Si alguien me hubiera dicho entonces, y hace ya más de 30 años, que aquel personaje atrabiliario y enjuto, salido de no se sabía bien qué aquelarre de la bohemia, se iba a sentar algún día en la Academia Española, ignoro qué rostro de perplejidad hubiera puesto. Por aquellos años sólo se conocían las extraordinarias escenografías de Nieva, con sus habilidades de pintor pasado por la literatura o de escritor pasado por la pintura, que da lo mismo, y más minoritariamente su trabajo crítico. Pero Nieva estaba de vueltas de una peregrinación por los bajos fondos y las estancias palaciegas, a veces intercambiables. Transcurrieran como transcurrieran aquellas divertidas tertulias noctámbulas en el Madrid de Oliver y Bocaccio, la memoria de Nieva, su experiencia tan pródiga en conocimientos fascinantes y en aventuras deslumbradoras, transformaba el cenáculo en un placentero torrente de conocimiento. Lo mismo pasaba en los viajes que hicimos juntos y en aquellas reuniones del barrio del Niño Jesús donde Nieva, entonces con pocos emolumentos, nos ofrecía la peor ginebra que el poeta Carlos Bousoño hubiera bebido nunca, mientras la cantante sefardí Sofía Noel veía con acierto su futuro en las cartas del tarot.

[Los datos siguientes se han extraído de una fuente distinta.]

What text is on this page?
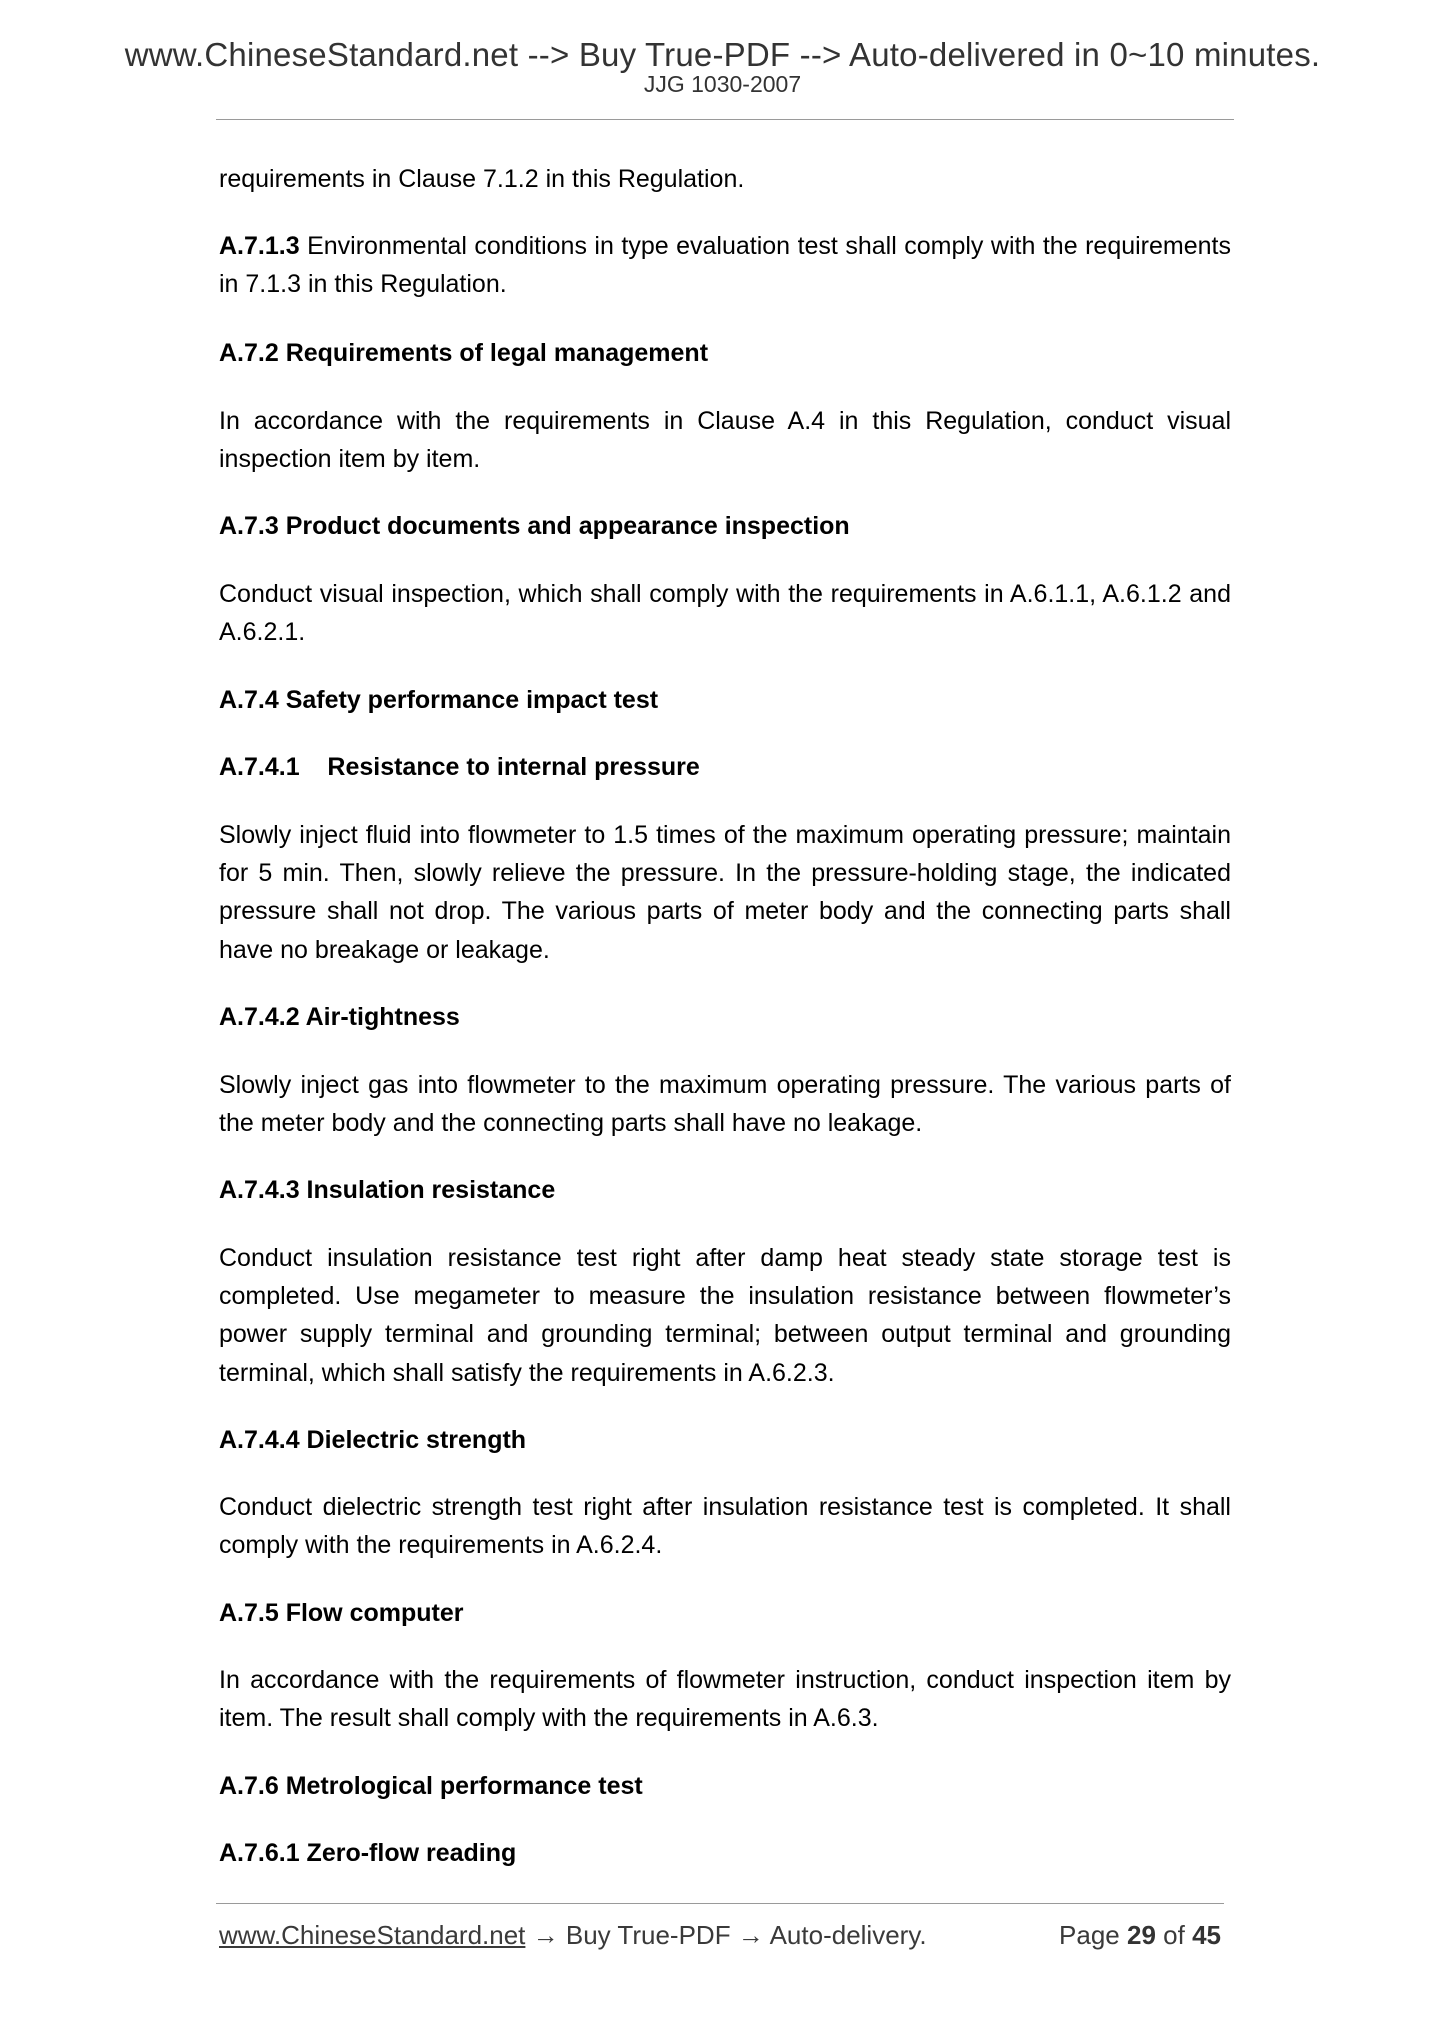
www.ChineseStandard.net --> Buy True-PDF --> Auto-delivered in 0~10 minutes.
JJG 1030-2007

requirements in Clause 7.1.2 in this Regulation.

A.7.1.3 Environmental conditions in type evaluation test shall comply with the requirements in 7.1.3 in this Regulation.

A.7.2 Requirements of legal management

In accordance with the requirements in Clause A.4 in this Regulation, conduct visual inspection item by item.

A.7.3 Product documents and appearance inspection

Conduct visual inspection, which shall comply with the requirements in A.6.1.1, A.6.1.2 and A.6.2.1.

A.7.4 Safety performance impact test

A.7.4.1    Resistance to internal pressure

Slowly inject fluid into flowmeter to 1.5 times of the maximum operating pressure; maintain for 5 min. Then, slowly relieve the pressure. In the pressure-holding stage, the indicated pressure shall not drop. The various parts of meter body and the connecting parts shall have no breakage or leakage.

A.7.4.2 Air-tightness

Slowly inject gas into flowmeter to the maximum operating pressure. The various parts of the meter body and the connecting parts shall have no leakage.

A.7.4.3 Insulation resistance

Conduct insulation resistance test right after damp heat steady state storage test is completed. Use megameter to measure the insulation resistance between flowmeter’s power supply terminal and grounding terminal; between output terminal and grounding terminal, which shall satisfy the requirements in A.6.2.3.

A.7.4.4 Dielectric strength

Conduct dielectric strength test right after insulation resistance test is completed. It shall comply with the requirements in A.6.2.4.

A.7.5 Flow computer

In accordance with the requirements of flowmeter instruction, conduct inspection item by item. The result shall comply with the requirements in A.6.3.

A.7.6 Metrological performance test

A.7.6.1 Zero-flow reading

www.ChineseStandard.net → Buy True-PDF → Auto-delivery.	Page 29 of 45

Uno sospechaba entonces que el empeño fabulador de Nieva mezclaba ficción y realidad, pero que concedía más lugar al cuento que a lo cierto. Pasados los años, un buen día le concedieron una beca a un amigo común para realizar esculturas de vidrio en Venecia, y allá fue nuestro amigo, José Luis Toribio, por recomendación de Nieva, a la misma locanda en la que Nieva había vivido unos años. Aprovechando esa estancia, también estuve yo algún tiempo en Venecia y, juntos, pudimos conocer el mundo que Nieva frecuentaba allí, la Venecia insólita de los personajes que eran sus amigos. Todos nos confirmábamos que teníamos entre nosotros a un genio que se llamaba Francisco Nieva. Pero por si alguien pudiera sentir en algún momento debilitada esta certidumbre, Nieva contaba con un propagandista de excepción en Bousoño, que convencía cada mediodía a Vicente Aleixandre, y por la noche a los demás, de que sólo un país como éste en los miserables días del franquismo podía mantener en los cajones del autor los textos inéditos del teatro furioso.

Es lógico que ahora venga Komla Aggor, de la Universidad de Wisconsin, y presente el libro Francisco Nieva. El teatro posmodernista. Tan lógico como que Cruz le pregunte: "¿Posmodernista, Paco?". Y tan lógico como que él responda: "Yo no sé qué es posmodernismo". Los que inventan algo son los últimos en enterarse.